With our planet teetering on a climate crisis, environmentalists have recently started making the case for going green from the perspective that it's good for business.
Enter Mark L. Clifford's "The Greening of Asia," which suggests thinking economically is the clearest way for the region to tackle its environmental problems, particularly China, which has grown incredibly over the past decade, becoming one of the environment's biggest threats.
Rather than critiquing the current state of affairs in Asia, the book is a blow-by-blow account of what has and hasn't worked. In three parts, Clifford highlights the problems unique to Asian countries. He begins by looking at the boom and bust of a solar panel company in China, then explores the potential for "green buildings" and ends with case studies from Indonesia and Singapore.

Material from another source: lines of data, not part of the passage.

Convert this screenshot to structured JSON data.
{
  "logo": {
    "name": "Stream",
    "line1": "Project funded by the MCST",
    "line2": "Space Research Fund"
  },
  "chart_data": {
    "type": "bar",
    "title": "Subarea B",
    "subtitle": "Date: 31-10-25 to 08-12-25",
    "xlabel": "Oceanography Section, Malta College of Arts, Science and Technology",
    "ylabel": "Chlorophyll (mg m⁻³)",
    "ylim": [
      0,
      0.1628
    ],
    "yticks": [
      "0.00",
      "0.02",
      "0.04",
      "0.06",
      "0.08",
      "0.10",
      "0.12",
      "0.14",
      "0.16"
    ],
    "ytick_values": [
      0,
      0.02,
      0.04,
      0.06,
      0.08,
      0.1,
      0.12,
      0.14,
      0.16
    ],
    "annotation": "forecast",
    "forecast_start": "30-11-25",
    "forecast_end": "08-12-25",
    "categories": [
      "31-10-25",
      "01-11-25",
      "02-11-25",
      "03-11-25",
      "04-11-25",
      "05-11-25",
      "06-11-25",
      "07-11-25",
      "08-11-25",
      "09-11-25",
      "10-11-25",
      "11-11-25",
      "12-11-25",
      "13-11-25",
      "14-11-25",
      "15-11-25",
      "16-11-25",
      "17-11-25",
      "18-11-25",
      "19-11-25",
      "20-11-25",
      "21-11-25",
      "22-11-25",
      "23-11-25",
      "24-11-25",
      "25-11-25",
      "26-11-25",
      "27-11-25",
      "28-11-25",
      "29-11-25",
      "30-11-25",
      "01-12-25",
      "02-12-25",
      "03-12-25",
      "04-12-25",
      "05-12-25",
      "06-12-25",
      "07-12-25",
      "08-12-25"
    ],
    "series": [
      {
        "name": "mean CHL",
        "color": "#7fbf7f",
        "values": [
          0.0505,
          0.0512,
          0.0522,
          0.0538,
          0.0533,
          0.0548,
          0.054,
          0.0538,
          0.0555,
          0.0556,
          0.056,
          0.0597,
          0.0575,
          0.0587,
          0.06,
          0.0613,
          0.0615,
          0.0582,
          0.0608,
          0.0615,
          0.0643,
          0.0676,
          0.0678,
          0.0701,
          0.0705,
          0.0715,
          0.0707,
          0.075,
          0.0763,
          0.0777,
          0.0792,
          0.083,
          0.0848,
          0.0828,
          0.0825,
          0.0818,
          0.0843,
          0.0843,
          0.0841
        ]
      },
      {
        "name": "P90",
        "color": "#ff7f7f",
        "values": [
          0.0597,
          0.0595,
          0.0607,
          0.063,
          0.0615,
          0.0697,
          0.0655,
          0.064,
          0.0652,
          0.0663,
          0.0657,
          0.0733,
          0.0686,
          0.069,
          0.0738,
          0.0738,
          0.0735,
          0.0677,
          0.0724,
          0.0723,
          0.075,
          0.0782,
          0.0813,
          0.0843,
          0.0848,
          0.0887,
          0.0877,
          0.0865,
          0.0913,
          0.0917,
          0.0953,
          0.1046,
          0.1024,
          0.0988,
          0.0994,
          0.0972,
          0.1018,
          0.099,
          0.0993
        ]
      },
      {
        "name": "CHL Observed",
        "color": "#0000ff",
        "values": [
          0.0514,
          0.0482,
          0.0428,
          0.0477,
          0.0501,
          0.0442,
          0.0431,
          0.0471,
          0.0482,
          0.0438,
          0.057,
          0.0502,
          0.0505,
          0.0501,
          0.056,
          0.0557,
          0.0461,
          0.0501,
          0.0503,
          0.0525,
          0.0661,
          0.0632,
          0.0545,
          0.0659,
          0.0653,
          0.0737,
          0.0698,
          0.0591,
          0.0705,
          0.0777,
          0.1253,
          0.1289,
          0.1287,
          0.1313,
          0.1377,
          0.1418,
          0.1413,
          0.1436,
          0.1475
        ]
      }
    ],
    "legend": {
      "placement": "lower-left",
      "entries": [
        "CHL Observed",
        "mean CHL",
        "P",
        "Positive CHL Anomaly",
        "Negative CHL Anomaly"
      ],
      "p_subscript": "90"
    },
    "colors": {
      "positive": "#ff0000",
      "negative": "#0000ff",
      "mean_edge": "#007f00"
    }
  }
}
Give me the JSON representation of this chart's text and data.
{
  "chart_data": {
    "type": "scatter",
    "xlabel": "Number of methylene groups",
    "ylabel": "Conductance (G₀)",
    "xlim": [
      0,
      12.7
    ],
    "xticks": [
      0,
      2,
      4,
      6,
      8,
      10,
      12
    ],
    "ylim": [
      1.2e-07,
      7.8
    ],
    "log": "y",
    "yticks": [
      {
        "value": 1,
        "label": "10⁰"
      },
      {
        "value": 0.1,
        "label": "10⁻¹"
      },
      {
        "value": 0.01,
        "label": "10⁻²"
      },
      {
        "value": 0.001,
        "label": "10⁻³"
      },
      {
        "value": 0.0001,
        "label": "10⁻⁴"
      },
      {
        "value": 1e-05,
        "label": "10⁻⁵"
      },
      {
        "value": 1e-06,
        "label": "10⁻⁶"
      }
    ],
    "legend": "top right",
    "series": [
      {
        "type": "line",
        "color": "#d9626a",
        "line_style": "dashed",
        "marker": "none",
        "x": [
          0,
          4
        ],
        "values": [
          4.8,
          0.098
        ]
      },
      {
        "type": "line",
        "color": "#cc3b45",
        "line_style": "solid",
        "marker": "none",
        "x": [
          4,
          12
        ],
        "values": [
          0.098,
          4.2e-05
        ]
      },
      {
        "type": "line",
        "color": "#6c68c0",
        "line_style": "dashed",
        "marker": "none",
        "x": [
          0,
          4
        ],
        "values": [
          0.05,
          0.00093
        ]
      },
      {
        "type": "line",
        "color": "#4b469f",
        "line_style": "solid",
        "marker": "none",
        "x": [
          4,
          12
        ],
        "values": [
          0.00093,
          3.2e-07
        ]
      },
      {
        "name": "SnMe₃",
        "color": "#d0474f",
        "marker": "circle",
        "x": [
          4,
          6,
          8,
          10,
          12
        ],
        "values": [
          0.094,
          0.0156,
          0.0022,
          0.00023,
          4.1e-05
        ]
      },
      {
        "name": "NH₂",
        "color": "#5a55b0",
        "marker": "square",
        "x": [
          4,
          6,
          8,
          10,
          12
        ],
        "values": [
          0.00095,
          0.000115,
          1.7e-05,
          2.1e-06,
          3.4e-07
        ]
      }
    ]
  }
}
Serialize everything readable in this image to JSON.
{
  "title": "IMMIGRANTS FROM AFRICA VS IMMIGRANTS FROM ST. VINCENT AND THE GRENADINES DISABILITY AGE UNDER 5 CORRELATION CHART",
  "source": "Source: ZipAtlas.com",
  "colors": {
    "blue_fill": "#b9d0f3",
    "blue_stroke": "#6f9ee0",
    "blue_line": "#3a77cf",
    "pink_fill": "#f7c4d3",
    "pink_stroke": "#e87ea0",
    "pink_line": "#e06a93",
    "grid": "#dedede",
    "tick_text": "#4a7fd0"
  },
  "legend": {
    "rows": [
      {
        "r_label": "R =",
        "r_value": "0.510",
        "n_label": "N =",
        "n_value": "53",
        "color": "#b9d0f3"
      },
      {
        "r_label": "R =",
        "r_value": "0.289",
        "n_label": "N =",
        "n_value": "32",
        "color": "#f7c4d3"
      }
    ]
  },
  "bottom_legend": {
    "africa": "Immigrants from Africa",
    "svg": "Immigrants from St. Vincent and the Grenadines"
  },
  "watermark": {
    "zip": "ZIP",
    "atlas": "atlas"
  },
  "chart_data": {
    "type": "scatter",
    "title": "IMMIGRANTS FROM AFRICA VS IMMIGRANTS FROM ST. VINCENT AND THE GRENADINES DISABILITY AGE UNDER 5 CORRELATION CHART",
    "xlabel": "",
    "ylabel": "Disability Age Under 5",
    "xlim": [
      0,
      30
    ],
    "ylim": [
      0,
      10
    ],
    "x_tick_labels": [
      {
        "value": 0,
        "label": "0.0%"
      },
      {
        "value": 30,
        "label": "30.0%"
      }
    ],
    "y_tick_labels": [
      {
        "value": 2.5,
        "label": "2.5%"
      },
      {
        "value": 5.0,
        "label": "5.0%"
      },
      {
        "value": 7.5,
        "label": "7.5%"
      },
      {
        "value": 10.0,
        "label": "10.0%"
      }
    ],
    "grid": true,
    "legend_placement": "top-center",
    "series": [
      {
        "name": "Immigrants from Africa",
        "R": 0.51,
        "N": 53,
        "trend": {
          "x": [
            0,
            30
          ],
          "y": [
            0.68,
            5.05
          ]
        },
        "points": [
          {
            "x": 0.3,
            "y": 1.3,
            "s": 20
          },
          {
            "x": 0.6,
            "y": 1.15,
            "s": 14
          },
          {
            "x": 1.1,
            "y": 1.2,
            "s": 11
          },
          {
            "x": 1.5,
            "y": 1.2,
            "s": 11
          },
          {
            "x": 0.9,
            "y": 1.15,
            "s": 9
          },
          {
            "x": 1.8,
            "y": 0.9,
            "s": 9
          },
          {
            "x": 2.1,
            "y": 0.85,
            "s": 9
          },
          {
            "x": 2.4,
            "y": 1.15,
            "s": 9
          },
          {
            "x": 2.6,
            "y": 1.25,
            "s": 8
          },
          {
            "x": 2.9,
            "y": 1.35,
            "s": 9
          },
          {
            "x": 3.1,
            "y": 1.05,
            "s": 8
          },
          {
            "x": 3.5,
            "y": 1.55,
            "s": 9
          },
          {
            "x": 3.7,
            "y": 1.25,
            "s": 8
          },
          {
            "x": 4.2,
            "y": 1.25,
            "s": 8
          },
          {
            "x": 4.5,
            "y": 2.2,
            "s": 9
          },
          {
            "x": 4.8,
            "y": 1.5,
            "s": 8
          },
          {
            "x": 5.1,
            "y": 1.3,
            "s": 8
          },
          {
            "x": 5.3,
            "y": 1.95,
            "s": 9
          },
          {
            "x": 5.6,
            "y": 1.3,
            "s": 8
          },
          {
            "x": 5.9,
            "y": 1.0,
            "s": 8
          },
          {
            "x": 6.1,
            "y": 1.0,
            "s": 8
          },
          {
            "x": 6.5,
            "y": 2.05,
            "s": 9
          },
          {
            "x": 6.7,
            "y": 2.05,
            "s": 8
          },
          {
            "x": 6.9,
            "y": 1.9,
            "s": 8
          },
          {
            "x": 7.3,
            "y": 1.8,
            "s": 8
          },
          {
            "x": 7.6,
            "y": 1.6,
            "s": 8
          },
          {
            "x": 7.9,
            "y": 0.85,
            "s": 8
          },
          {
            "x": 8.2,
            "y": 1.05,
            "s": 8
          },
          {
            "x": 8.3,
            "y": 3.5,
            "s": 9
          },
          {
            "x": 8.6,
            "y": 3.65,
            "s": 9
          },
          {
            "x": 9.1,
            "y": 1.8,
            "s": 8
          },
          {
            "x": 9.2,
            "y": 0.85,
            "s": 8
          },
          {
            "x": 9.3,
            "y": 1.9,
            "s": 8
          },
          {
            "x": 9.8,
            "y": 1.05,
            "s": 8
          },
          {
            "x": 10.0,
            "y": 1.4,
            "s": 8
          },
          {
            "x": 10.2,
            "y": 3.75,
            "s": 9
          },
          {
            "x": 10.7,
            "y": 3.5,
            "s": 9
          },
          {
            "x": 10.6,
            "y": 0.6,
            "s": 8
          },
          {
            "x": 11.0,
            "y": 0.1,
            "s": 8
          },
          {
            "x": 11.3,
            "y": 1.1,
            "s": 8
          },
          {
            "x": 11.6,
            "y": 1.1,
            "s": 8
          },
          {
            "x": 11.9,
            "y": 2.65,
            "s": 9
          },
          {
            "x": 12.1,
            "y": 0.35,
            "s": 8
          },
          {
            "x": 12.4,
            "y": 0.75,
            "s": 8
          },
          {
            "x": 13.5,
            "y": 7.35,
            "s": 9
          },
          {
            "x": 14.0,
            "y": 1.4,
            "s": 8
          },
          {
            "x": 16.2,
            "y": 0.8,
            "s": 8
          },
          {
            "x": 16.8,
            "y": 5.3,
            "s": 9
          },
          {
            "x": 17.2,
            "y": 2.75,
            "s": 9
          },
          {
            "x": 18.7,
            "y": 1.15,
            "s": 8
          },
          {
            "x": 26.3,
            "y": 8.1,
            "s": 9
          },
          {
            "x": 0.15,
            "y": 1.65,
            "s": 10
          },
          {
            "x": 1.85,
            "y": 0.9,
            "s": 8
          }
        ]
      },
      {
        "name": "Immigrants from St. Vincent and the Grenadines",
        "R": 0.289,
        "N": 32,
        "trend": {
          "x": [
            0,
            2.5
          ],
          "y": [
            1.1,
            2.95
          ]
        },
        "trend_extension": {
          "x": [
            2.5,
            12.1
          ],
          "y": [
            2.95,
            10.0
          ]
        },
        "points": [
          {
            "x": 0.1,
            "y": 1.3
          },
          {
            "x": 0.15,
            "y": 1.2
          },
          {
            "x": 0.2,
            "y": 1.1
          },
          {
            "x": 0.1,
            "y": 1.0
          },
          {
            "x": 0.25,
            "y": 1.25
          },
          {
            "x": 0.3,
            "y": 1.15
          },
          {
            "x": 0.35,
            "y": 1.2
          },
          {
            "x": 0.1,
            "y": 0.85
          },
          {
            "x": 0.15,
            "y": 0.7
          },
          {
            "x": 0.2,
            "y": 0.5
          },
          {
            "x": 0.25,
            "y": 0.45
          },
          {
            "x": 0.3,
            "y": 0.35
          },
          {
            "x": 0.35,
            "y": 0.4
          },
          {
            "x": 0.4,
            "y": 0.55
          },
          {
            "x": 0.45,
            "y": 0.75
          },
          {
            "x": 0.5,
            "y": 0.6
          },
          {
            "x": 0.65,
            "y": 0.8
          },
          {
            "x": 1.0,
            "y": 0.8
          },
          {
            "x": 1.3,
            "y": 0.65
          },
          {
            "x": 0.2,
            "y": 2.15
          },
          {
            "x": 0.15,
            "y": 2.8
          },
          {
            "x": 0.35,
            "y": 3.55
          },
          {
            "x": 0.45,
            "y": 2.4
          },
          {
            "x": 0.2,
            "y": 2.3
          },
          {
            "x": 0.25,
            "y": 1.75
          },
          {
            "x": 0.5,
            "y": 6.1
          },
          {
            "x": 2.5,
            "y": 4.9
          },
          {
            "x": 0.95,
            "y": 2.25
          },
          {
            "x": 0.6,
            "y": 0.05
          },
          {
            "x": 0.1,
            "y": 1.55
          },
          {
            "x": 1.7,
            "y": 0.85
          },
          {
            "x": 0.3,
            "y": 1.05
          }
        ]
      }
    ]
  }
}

Clifford, for the most part, fails to mention that the types of governments that exist in countries such as China and Singapore are authoritarian, allowing rapid change in environmental policy. But this minor oversight, doesn't weaken his central point: sustainable infrastructure, which establishes green industries and reduces red tape, does more than reduce pollution — it makes money.
"The Greening of Asia" is an easy read and is littered with the kind of humorous and horrifying anecdotes about life in Asia that you'll be likely to share at the dinner table.
Clifford argues that environmentalism is one of the region's most pressing problems and he provides a swift guide to what works, absconding from the more standard approaches to the climate crisis.